## Systeme de Recommandation basé sur Graph Neural Network

**Importer les données**



In [None]:
!git clone https://github.com/yassinetoumi18798/GNN_data

In [None]:
import pandas as pd
from os import path




def load1Ratings1():
    df = pd.read_table('/content/GNN_data/ytrain.txt',sep='\t',names=['userId','itemId','timestamp','rating']).iloc[:100000,:]
    item=[]

    for a in range(len(df)) :
      item.append(df.iloc[a,1])

    item=list(set(item))
    for i in range(len(df)):
      df.iloc[i,1]=item.index(df.iloc[i,1])+1

    return df


def loadRatings():
    file_name = '/content/GNN_data/yow_userstudy_raw.xls'
    list_columns= ['user_id','DOC_ID','user_like','TimeVisit'] 
    df = pd.read_excel(file_name, sheet_name=None)
    data_df = df['clientlog'][list_columns]
    data_df.columns= ['userId','itemId','rating','time']
    item=[]
    user=[]
    for a in range(len(data_df)) :
      item.append(data_df.iloc[a,1])
      user.append(data_df.iloc[a,0])

    item=list(set(item))
    user=list(set(user))
    for i in range(len(data_df)):
      data_df.iloc[i,1]=item.index(data_df.iloc[i,1])+1
      data_df.iloc[i,0]=user.index(data_df.iloc[i,0])+1
      data_df.iloc[i,2]=abs(data_df.iloc[i,2])

    return data_df




**le Modele GCN**

In [None]:
import torch
import torch.nn as nn
from torch.nn import Module
from scipy.sparse import coo_matrix
from scipy.sparse import vstack
from scipy import sparse
import numpy as np




class GNNLayer(Module):

    def __init__(self,inF,outF):

        super(GNNLayer,self).__init__()
        self.inF = inF
        self.outF = outF
        self.linear = torch.nn.Linear(in_features=inF,out_features=outF)
        self.interActTransform = torch.nn.Linear(in_features=inF,out_features=outF)

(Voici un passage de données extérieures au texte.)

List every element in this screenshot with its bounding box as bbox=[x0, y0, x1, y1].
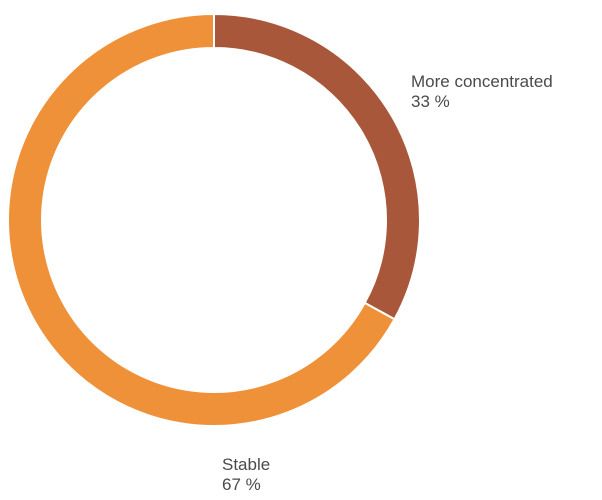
donut-slice-stable bbox=[7, 12, 396, 427]
slice-label-stable: Stable 67 % bbox=[222, 455, 270, 495]
slice-label-more-concentrated: More concentrated 33 % bbox=[411, 72, 553, 112]
slice-label-value: 67 % bbox=[222, 475, 261, 494]
slice-label-text: More concentrated bbox=[411, 72, 553, 91]
slice-label-text: Stable bbox=[222, 455, 271, 474]
slice-label-value: 33 % bbox=[411, 92, 450, 111]
donut-slice-more-concentrated bbox=[213, 12, 421, 321]
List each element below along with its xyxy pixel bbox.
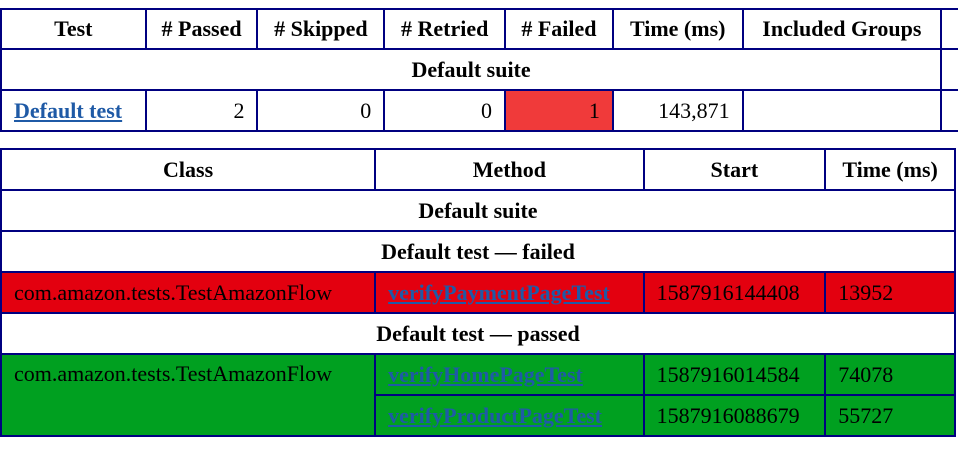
passed-start-cell: 1587916014584: [642, 353, 827, 396]
table-row: verifyProductPageTest 1587916088679 5572…: [1, 394, 956, 437]
passed-section-label: Default test — passed: [0, 312, 956, 355]
verify-product-page-test-link[interactable]: verifyProductPageTest: [388, 402, 603, 428]
header-start: Start: [642, 148, 827, 191]
passed-count: 2: [144, 89, 259, 132]
passed-start-cell: 1587916088679: [642, 394, 827, 437]
summary-table: Test # Passed # Skipped # Retried # Fail…: [0, 8, 958, 132]
details-table: Class Method Start Time (ms) Default sui…: [0, 148, 956, 437]
summary-test-row: Default test 2 0 0 1 143,871: [0, 89, 958, 132]
summary-test-cell: Default test: [0, 89, 147, 132]
header-excluded-groups: [940, 8, 958, 50]
verify-payment-page-test-link[interactable]: verifyPaymentPageTest: [388, 279, 610, 305]
summary-header-row: Test # Passed # Skipped # Retried # Fail…: [0, 8, 958, 50]
summary-suite-row: Default suite: [0, 48, 958, 91]
header-failed: # Failed: [504, 8, 614, 50]
passed-method-cell: verifyHomePageTest: [374, 353, 645, 396]
included-groups-value: [741, 89, 943, 132]
failed-section-row: Default test — failed: [0, 230, 956, 273]
failed-method-cell: verifyPaymentPageTest: [374, 271, 645, 314]
details-suite-label: Default suite: [0, 189, 956, 232]
summary-suite-extra-cell: [940, 48, 958, 91]
header-skipped: # Skipped: [256, 8, 386, 50]
passed-section-row: Default test — passed: [0, 312, 956, 355]
retried-count: 0: [383, 89, 507, 132]
passed-time-cell: 55727: [824, 394, 956, 437]
default-test-link[interactable]: Default test: [14, 97, 123, 123]
failed-count: 1: [504, 89, 614, 132]
table-row: com.amazon.tests.TestAmazonFlow verifyHo…: [0, 353, 956, 437]
details-suite-row: Default suite: [0, 189, 956, 232]
failed-time-cell: 13952: [824, 271, 956, 314]
failed-section-label: Default test — failed: [0, 230, 956, 273]
passed-class-cell: com.amazon.tests.TestAmazonFlow: [0, 353, 377, 437]
total-time: 143,871: [611, 89, 744, 132]
failed-start-cell: 1587916144408: [642, 271, 827, 314]
skipped-count: 0: [256, 89, 386, 132]
header-method: Method: [374, 148, 645, 191]
failed-class-cell: com.amazon.tests.TestAmazonFlow: [0, 271, 377, 314]
table-row: com.amazon.tests.TestAmazonFlow verifyPa…: [0, 271, 956, 314]
summary-suite-label: Default suite: [0, 48, 943, 91]
details-header-row: Class Method Start Time (ms): [0, 148, 956, 191]
verify-home-page-test-link[interactable]: verifyHomePageTest: [388, 361, 583, 387]
header-included-groups: Included Groups: [741, 8, 943, 50]
header-class: Class: [0, 148, 377, 191]
header-test: Test: [0, 8, 147, 50]
header-passed: # Passed: [144, 8, 259, 50]
passed-time-cell: 74078: [824, 353, 956, 396]
header-time: Time (ms): [611, 8, 744, 50]
header-retried: # Retried: [383, 8, 507, 50]
passed-method-cell: verifyProductPageTest: [374, 394, 645, 437]
header-time-ms: Time (ms): [824, 148, 956, 191]
excluded-groups-value: [940, 89, 958, 132]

    def forward(self, laplacianMat,selfLoop,features):
       
        L1 = laplacianMat + selfLoop
        L2 = laplacianMat.cuda()
        L1 = L1.cuda()
        inter_feature = torch.sparse.mm(L2,features)
        inter_feature = torch.mul(inter_feature,features)

        inter_part1 = self.linear(torch.sparse.mm(L1,features))
        inter_part2 = self.interActTransform(torch.sparse.mm(L2,inter_feature))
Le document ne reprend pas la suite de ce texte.